The truth is, most people are looking for specialists to address their particular problems more quickly and efficiently. Let’s say that your boiler broke down one day and you had to get it fixed quickly. You have a choice of hiring a domestic all-around plumber or heating engineer specialist. Who would you choose?
If you’re like most people, you will choose a heating engineer. It’s true that the plumber could do the same job, but considering the risks involved and level of expertise required to get your expensive boiler back into a full-function mode, you’d be better off with a specialist who works with these things all the time.
People want to hire experts.
But if you wish to become an expert, you need to be a generalist first.
Of course, you could object by saying, “Am I not limiting my career options if I just only opt into this one speciality”? That’s true. Instead of 100 job offers, you may only get ten if you specialise. However, those ten job offers will provide significantly more capital if you happen to get the job. Because your level of expertise will be above average so you can charge more. Aim to be the bigger fish in a smaller pond. You can also have more than just one speciality which will increase your options. It will take some time though.
Most likely you are now thinking, which areas of software development should I specialise in? Regardless of where you stand in your career, start with at least one thing to specialise in. Make it your goal to build a personal brand around it and go deep.
It would help to choose something which is already related or similar to your current day to day job. For instance, let’s say that you work as an economist or financial analyst with a strong foundation in mathematics. In that case, learning Python wouldn’t be so difficult for you and then specialising in a field such as data science to perform web scraping and gathering of data.
Merely becoming a python developer is not ideal. You should pick a specific Python framework or technology and hammer on that. Try to go very small and detailed. You can always branch out and experiment later.
Keep your foundation in check by learning coding best practices and then integrating that into your project. It will improve the quality of the system and later adding other functionality or making changes in it becomes easier for you and your team.
Technology is evolving at a rapid rate and having the right foundation will make it easier for you to master new skills quickly. In the long run, it is better to spread yourself out and specialise in at least two-three things.

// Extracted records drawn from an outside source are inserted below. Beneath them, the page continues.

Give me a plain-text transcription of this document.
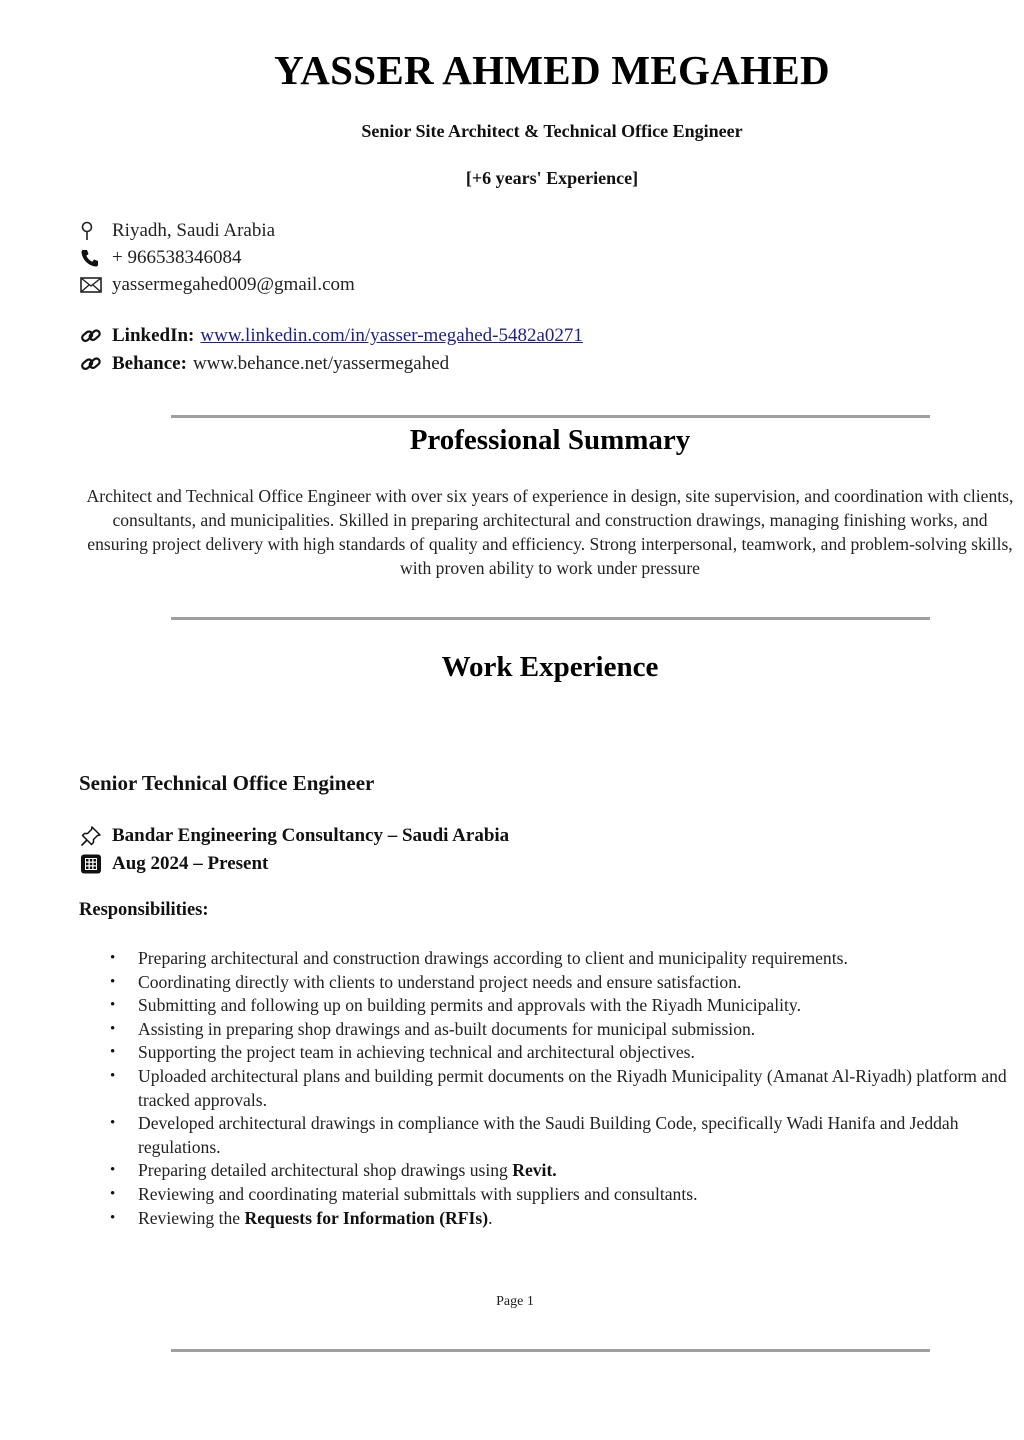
YASSER AHMED MEGAHED
Senior Site Architect & Technical Office Engineer
[+6 years' Experience]
Riyadh, Saudi Arabia
+ 966538346084
yassermegahed009@gmail.com
LinkedIn: www.linkedin.com/in/yasser-megahed-5482a0271
Behance: www.behance.net/yassermegahed
Professional Summary
Architect and Technical Office Engineer with over six years of experience in design, site supervision, and coordination with clients, consultants, and municipalities. Skilled in preparing architectural and construction drawings, managing finishing works, and ensuring project delivery with high standards of quality and efficiency. Strong interpersonal, teamwork, and problem-solving skills, with proven ability to work under pressure
Work Experience
Senior Technical Office Engineer
Bandar Engineering Consultancy – Saudi Arabia
Aug 2024 – Present
Responsibilities:
• Preparing architectural and construction drawings according to client and municipality requirements.
• Coordinating directly with clients to understand project needs and ensure satisfaction.
• Submitting and following up on building permits and approvals with the Riyadh Municipality.
• Assisting in preparing shop drawings and as-built documents for municipal submission.
• Supporting the project team in achieving technical and architectural objectives.
• Uploaded architectural plans and building permit documents on the Riyadh Municipality (Amanat Al-Riyadh) platform and tracked approvals.
• Developed architectural drawings in compliance with the Saudi Building Code, specifically Wadi Hanifa and Jeddah regulations.
• Preparing detailed architectural shop drawings using Revit.
• Reviewing and coordinating material submittals with suppliers and consultants.
• Reviewing the Requests for Information (RFIs).
Page 1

Don’t try to learn a bunch of different programming languages and frameworks that you will likely never use.
Having said that, when starting at ground zero, you will probably take any job that comes your way. Very few beginner software developers start with the opportunity to select the industry or particular technology to work with.
The topic of becoming a specialist vs generalist is highly debatable and the field of software development is quite broad and ever change to make easy distinctions and draw lines. In terms of getting hired, I believe that you should market yourself as a specialist. But to become a specialist you must generalise to have a strong foundation in the first place. This is why you should do both.
The person who is hiring is more likely to choose an expert because they can already imagine how that candidate will be useful from day one.
Ultimately it also boils down you your personality. If you enjoy sticking to the same project and mastering it then be a specialist. Perhaps you love trying out new things and jumping from project to project. Whichever route you take, the skills you develop will become useful regardless.
In larger companies with a large number of people, being a specialist is generally better whereas, in smaller companies where fewer people are doing different types of jobs, it would be better to be a generalist.